Eserlerini çalışmalarının etkilerini akademik camiadaki yerini her yerden öğrenebiliriz ama Peygamberin öğretisine bu denli eğilmek onu insan olarak nasıl şekillendirdi bu çok önemli.

Kendisini Paris’te ziyaret edenler Louvre Müzesine yakın olan eski taş yapı evini hiç unutamazlar. Taş yapılardan oluşan dar bir caddede beş katlı bir apartmandır. İslamoğlu 1994’teki ziyareti şöyle anlatır:

“Han kapısı gibi eski bir kapının önünde durduk. Hocamız evde yoktu. Paris’in soğuğunu yeme pahasına bekledik. Bir müddet sonra sırtındaki kaşe paltonun içinde adeta kaybolmuş nurani yüzüyle Hamidullah hoca göründü. Elini öpeyim dedim kucaklayarak mani oldu. Görmesi ve işitmesi zayıflamış ama aşkından hiçbir şey kaybetmemişti. Binanın bastıkça gıcırdayan merdivenlerini son kata kadar çıktık. Doksanına merdiven dayamış bu ihtiyar âlimin beş katı her gün nasıl inip çıktığına şaşarken, hayretim o küçük odadan bozma eve girişimizle bir kat daha arttı. Kitaplarla dolu ikiye taksim edilmiş bu taştan çatı odasında tek başına yaşıyordu. Söylediği ilk şey ‘elhamdülillah bugün yedi Fransız daha İslam’la şereflendi’ oldu.”    

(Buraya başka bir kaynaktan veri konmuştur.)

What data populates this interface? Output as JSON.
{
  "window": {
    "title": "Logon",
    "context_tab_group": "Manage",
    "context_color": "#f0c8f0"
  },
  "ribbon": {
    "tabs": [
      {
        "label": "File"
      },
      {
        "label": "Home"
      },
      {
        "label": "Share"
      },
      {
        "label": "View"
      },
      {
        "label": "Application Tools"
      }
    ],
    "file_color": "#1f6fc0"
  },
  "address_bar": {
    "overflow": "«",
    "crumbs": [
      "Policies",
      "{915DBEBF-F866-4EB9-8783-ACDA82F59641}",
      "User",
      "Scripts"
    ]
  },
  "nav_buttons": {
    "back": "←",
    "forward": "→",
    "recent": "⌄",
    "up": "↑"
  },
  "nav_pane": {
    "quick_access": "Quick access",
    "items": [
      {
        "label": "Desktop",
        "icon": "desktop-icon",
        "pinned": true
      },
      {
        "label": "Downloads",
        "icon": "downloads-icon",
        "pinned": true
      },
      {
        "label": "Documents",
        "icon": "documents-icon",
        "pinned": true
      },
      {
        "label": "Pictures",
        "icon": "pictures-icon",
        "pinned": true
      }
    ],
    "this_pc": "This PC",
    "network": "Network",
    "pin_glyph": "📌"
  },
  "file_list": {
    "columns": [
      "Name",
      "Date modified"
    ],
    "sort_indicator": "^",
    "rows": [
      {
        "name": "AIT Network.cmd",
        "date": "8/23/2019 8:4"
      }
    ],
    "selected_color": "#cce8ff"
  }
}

Bu hatırayı düşününce insan en baştan her şeyi öğrenmek istiyor. Önce çocukluğun aziz günleri elbette. Çok küçük yaşlarda halalarının, teyzelerinin anlattığı masalların, hikâyelerin aslında sahabe hayatları olduğunu anlıyor ilim yoluna girince. Meğer Medine ve Mekke’nin yaşantısını anlatırlarmış masal niyetine. Çocukluğun ılık ruhunun içine çektiği masallardan daha derin izleri ne bırakabilir. İlkokul eğitimini evde, Haydarabad müftüsü babadan almak, sonra Dar-ul Ulûm medresesinde İslam’ın temel ilkelerine ilimlerine aşina olmak, daha sonra bölgedeki Osmaniye Üniversitesinde lisans eğitimine başlamak büyük ayrıcalık.

Zamanla ilmi çalışmaları tutkulu bir aşka dönüşmüştü. Öyle ki bir kalpte iki aşk bulunamayacağı gerekçesiyle tercihini ilimden yana yaptı, hiç evlenmedi. Devletler hukukunda yoğunlaştı ve bu konuda özellikle de İslam Devletler Hukukunu incelemek üzere yıllarca Suriye, Hicaz, Filistin, Mısır, Türkiye, Kuzey Afrika kütüphanelerine kapandı huşuyla çalışmak üzere. İslam’ın hakikatinin en doğru şekilde ortaya konabilmesi yoluna hayatını adadı. 1950-1975 arası Türkiye üniversitelerinde sayısız öğrenci yetiştirdi. Doğup büyüdüğü şehir olan Haydarabad, Hind ordusu tarafından işgal edilince çok ağır eleştiriler kaleme aldığından ülkesini terk etmeye zorlandı ve siyasi mülteci olarak Paris’e geldi. Gıyabında yargılanıp mahkûm oldu. O sürgün ve vatanından koparılmış biri olarak izini sürdüğü Peygamber’in kaderini paylaşıp hicret ediyordu ama vatanına bir daha asla dönemedi.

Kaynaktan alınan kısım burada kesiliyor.